Political line matters. What you do, why you do it, who you are and where you are going. Just like an apple can't make orange juice, so too with social reality. The recent triumphs of the electoral left in Latin America have heartened many, particularly among the generations who've never seen socialism. Too much of 20th Century history has been spoonfed to us by our enemies -- to the point that we often accept their HIStory rather than writing our own.
So who is Evo Morales? What does the left populism sweeping Latin America portend? How far will it go? Or put another way, how far can it go without revolutionary leadership?
Before the elections that swept Morales to power, they laid out a number of talking points that read something like a program. Further background on MAS and their populist rap was reported in English and Spanish on the Monthly Review Zine by Heinz Dieterich: Evo Morales, Communitarian Socialism and the Regional Power Block.

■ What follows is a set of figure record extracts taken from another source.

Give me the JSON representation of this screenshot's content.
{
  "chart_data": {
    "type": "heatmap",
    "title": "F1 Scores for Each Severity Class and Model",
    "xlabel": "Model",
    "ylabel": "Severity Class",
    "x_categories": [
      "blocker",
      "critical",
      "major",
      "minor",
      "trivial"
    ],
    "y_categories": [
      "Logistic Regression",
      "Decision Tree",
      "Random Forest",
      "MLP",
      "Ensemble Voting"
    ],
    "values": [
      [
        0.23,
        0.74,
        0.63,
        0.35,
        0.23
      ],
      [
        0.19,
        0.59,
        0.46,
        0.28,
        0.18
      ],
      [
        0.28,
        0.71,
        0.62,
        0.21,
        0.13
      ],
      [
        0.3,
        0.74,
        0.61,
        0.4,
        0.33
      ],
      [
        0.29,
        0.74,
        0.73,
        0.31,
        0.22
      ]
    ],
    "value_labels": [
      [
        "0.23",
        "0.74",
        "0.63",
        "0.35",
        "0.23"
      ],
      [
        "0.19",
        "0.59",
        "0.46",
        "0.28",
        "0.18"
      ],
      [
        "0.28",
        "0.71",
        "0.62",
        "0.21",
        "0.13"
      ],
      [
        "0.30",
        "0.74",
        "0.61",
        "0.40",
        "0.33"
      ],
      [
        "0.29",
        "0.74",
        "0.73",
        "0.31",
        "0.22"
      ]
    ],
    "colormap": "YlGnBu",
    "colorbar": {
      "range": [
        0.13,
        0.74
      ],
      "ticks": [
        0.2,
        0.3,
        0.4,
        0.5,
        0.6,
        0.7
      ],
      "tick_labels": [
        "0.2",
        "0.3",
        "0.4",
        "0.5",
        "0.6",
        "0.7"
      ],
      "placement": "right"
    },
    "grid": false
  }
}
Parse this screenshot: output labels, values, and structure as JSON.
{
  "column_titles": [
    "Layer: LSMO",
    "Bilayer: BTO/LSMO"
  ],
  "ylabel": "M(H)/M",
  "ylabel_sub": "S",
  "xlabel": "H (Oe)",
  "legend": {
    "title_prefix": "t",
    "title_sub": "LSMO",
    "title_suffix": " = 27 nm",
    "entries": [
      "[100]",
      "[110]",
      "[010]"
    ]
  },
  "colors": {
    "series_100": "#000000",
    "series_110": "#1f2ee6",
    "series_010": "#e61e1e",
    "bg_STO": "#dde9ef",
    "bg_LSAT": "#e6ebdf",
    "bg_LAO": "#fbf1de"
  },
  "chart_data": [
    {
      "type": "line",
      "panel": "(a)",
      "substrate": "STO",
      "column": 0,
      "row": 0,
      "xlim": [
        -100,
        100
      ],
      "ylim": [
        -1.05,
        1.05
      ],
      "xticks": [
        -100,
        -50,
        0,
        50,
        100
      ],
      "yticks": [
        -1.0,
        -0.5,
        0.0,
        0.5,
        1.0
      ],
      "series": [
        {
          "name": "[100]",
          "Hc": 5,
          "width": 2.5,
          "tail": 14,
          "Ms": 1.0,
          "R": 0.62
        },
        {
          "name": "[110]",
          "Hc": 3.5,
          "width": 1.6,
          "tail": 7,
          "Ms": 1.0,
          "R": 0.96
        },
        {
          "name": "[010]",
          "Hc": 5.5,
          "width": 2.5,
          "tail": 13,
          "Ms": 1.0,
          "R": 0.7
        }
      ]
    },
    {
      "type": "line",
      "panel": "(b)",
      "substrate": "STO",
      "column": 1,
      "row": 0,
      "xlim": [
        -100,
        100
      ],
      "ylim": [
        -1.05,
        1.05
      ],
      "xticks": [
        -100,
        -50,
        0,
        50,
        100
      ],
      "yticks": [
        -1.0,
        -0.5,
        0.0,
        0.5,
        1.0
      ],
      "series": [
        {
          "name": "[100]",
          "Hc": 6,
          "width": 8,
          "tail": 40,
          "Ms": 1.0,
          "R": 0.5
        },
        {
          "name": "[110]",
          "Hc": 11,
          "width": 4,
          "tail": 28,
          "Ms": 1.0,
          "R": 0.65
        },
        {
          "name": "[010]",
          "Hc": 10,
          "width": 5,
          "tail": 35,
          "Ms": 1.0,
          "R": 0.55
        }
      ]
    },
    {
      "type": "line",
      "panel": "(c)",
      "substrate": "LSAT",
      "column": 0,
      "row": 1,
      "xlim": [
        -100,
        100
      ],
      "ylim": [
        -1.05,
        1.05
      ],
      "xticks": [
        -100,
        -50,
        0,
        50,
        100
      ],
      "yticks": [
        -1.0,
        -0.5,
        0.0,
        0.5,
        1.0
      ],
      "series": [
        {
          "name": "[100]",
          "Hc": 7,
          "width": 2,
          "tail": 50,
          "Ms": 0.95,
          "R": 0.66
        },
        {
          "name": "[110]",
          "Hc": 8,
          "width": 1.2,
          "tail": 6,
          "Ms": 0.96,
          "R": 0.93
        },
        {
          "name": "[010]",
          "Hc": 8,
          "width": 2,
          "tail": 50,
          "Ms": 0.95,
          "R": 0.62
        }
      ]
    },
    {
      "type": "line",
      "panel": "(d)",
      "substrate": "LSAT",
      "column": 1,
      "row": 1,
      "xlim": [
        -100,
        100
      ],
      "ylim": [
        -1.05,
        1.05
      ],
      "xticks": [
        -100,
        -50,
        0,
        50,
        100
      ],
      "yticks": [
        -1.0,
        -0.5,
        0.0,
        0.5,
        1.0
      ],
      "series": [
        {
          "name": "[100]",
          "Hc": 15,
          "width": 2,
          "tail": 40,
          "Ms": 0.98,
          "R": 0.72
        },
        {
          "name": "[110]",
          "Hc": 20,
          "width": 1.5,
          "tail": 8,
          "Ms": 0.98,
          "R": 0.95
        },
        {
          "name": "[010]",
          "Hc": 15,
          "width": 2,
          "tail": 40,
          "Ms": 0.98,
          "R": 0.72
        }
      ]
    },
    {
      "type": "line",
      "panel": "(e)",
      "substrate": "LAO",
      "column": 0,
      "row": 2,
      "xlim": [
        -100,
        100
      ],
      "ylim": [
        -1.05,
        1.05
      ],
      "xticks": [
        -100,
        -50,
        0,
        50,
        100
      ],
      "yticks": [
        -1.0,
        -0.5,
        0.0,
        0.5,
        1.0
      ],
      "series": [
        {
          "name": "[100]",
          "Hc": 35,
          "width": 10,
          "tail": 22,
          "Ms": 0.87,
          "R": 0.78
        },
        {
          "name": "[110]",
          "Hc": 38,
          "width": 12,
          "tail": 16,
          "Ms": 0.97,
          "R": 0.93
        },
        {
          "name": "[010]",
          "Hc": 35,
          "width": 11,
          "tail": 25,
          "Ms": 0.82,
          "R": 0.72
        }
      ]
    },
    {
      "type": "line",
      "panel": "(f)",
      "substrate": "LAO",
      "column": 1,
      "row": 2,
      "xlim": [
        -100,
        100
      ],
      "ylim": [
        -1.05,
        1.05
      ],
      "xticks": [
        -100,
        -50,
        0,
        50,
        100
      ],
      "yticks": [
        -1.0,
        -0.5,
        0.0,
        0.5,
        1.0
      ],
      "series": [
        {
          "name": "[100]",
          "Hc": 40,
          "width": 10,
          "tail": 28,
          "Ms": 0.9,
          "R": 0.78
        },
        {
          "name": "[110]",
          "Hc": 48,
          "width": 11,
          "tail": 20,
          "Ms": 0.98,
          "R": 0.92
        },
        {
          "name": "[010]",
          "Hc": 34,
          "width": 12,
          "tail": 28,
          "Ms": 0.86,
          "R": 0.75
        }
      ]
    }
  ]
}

Stan Goff has written a strategic analysis of what he thinks the Evo Morales election means. In short, he argues:
National sovereignty and self-determination are trying to break out in Latin America. These are not merely insider political maneuvers, but leaders who are serving as the representatives of highly mobilized, highly militant popular movements.
Cutting against the easy congratulations, James Petras says that what things may seem aren't necessarily what they are. Putting it blunt, he says: The Bankers Can Rest Easy.
"Once again in Bolivia we have a popular leader elected to power. Once again we have an army of uncritical left cheerrleaders, ignorant of significant facts and policy changes over the last 5 years."
It's a necessary read, unless you are part of the spectrum that thinks political line doesn't matter and we can rest easy by delivering de-politicized social movements to opportunist demogogues with a slick rap and the right "identity."
Here is yet another situation where a revolutionary people are finding their struggles diverted back into the international capitalist system that immiserates them. Without a vanguard party, the people cannot overthrow capitalism or the state that serves it. So long as radicals accept that they can't organize revolutionary leadership organizations, they will keep pissing in someone else's wind.
bm: your formatting is confusing and needs fixing - the blockquoted bit includes what should be a separate paragraph.
The Military Matters article strikes the note: yes, these new populists are not proletarian revolutionaries, but they are anti-imperialist, which is in itself of the utmost importance right now.